Le immagini trapelate e la possibile modalità a lente singola
Il materiale diffuso – nemmeno a dirlo – dal famoso leaker Quadro_News (Alias Igor Bogdanov) su X, mostra alcune foto del presunto DJI Avata 360 insieme a diversi accessori. Tra questi compare anche il controller DJI RC, visibile con un’anteprima video in tempo reale proveniente dal drone. Proprio questo dettaglio ha acceso le speculazioni su una modalità di ripresa che utilizza una sola lente, permettendo di registrare video e scattare foto “tradizionali”, quindi non a 360 gradi.
👉An acquaintance dropped by for a cup of tea.😋 It’s been a while since we last met, DJI Avata 360.🤭#djiavata360 pic.twitter.com/l2c2jKBsy4
— Igor Bogdanov (@Quadro_News) January 7, 2026
Secondo quanto suggerito dalle immagini, questa funzione sarebbe resa possibile da un modulo fotocamera rotante. Le due lenti, orientate verso l’alto e verso il basso, sarebbero utilizzate per le riprese a 360 gradi, mentre l’intero gruppo potrebbe ruotare di 90 gradi per portare una delle lenti a guardare frontalmente, abilitando così la modalità a lente singola.
Un possibile vantaggio rispetto all’Antigravity A1
Se confermata, questa soluzione rappresenterebbe una differenza sostanziale rispetto all’Antigravity A1, che come abbiamo visto nel nostro speciale dispone di lenti fisse ed è limitato esclusivamente alle riprese a 360 gradi. Per chi è indeciso tra i due modelli, la possibilità di scegliere tra riprese immersive e video standard potrebbe diventare un fattore decisivo. Al momento, però, è bene ricordare che nessuna di queste informazioni è ufficiale.

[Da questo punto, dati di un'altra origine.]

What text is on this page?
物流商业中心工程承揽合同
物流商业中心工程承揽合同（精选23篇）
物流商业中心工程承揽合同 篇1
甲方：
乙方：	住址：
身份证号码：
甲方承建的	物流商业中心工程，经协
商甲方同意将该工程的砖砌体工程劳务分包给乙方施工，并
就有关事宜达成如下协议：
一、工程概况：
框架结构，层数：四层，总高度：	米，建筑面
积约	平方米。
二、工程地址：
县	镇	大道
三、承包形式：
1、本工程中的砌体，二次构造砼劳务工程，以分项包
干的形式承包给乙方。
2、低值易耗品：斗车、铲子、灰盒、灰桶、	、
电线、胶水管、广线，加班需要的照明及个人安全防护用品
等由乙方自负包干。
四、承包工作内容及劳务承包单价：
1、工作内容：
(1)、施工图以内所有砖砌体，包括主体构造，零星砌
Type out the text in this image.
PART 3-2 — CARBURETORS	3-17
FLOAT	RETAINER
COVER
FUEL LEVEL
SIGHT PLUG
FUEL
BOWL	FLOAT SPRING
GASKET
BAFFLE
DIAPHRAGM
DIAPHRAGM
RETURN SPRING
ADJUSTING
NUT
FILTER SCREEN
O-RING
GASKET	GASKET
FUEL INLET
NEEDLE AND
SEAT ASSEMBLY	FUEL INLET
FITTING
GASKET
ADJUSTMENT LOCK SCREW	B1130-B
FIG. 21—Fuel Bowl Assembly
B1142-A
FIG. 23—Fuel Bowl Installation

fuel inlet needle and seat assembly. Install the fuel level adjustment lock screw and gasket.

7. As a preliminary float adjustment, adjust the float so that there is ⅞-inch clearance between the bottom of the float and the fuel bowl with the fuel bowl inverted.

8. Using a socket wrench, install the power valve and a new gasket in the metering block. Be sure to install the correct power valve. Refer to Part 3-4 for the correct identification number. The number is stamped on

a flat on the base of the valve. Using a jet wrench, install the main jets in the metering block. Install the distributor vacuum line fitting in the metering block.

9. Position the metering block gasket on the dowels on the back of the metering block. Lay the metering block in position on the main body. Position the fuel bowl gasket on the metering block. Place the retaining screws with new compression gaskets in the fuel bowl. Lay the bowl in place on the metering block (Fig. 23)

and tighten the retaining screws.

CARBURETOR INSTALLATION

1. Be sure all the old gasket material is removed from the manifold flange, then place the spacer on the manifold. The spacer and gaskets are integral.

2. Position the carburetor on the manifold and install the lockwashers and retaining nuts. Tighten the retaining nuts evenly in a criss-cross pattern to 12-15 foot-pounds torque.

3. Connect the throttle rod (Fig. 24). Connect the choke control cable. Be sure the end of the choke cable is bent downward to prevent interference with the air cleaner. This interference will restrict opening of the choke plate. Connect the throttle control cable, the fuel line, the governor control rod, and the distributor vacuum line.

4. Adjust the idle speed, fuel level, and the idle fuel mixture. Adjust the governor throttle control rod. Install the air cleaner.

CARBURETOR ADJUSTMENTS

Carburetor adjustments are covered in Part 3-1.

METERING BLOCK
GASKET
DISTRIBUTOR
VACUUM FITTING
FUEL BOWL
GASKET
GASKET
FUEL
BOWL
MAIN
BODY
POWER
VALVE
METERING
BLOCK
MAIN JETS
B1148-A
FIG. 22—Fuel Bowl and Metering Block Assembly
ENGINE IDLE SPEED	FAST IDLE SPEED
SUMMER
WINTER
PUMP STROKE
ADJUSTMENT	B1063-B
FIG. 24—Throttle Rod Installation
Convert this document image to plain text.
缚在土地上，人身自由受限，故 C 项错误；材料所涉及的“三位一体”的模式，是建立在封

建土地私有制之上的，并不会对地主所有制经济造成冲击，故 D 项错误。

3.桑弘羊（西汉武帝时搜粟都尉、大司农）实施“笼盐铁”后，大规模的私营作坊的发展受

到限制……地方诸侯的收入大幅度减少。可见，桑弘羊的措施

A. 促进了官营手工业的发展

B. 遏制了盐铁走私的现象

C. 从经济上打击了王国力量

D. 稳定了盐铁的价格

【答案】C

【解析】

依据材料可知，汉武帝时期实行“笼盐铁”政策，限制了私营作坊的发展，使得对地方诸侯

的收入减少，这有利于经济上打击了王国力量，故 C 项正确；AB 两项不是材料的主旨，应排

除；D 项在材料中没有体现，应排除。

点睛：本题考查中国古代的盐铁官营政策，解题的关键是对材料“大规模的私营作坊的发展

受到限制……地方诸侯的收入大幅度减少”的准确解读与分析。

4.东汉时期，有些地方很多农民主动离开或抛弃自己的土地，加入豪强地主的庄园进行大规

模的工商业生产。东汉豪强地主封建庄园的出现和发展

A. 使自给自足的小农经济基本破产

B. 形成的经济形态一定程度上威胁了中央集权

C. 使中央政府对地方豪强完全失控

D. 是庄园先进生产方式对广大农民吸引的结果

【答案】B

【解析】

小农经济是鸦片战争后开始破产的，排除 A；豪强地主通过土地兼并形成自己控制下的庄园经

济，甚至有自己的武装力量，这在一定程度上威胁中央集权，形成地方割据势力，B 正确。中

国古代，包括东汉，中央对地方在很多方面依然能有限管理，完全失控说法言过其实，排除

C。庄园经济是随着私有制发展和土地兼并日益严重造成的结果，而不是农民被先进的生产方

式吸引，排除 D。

Un DNA FPV che potrebbe fare la differenza in volo
Il fatto che l’Avata 360 venga associato alla famiglia FPV di DJI lascia intuire anche prestazioni di volo più dinamiche. Velocità e manovrabilità potrebbero quindi superare quelle dell’Antigravity A1, descritto come più orientato a un volo tranquillo e meno aggressivo.
Accessori e possibili bundle
In una delle immagini trapelate compare anche un hub di ricarica per batterie, simile a quelli solitamente inclusi nei pacchetti Fly More Combo, con tre batterie inserite. Questo dettaglio sembra confermare alcune indiscrezioni precedenti sull’arrivo di diversi bundle al momento del lancio.
Specifiche attese e contesto di lancio
Le indiscrezioni circolate finora indicano che il DJI Avata 360 potrebbe basarsi in larga parte sul DJI Avata 2, lanciato ad aprile 2024. Si parla di registrazione video in 8K, doppio sensore CMOS da 1/1.1 pollici e di una batteria più capiente rispetto a quella dell’Avata 2. Tra le funzioni ipotizzate compaiono anche l’evitamento degli ostacoli e una modalità di tracciamento del soggetto.
Sullo sfondo rimane però la questione del recente divieto sui nuovi prodotti DJI entrato in vigore negli Stati Uniti, che renderebbe il DJI Avata 360 non disponibile in quel mercato. Per il resto del mondo, considerando la quantità di leak già emersi, l’annuncio ufficiale potrebbe essere ormai imminente. E noi aspettiamo a breve una notizia del genere e vi terremo aggiornati con questa e altre novità.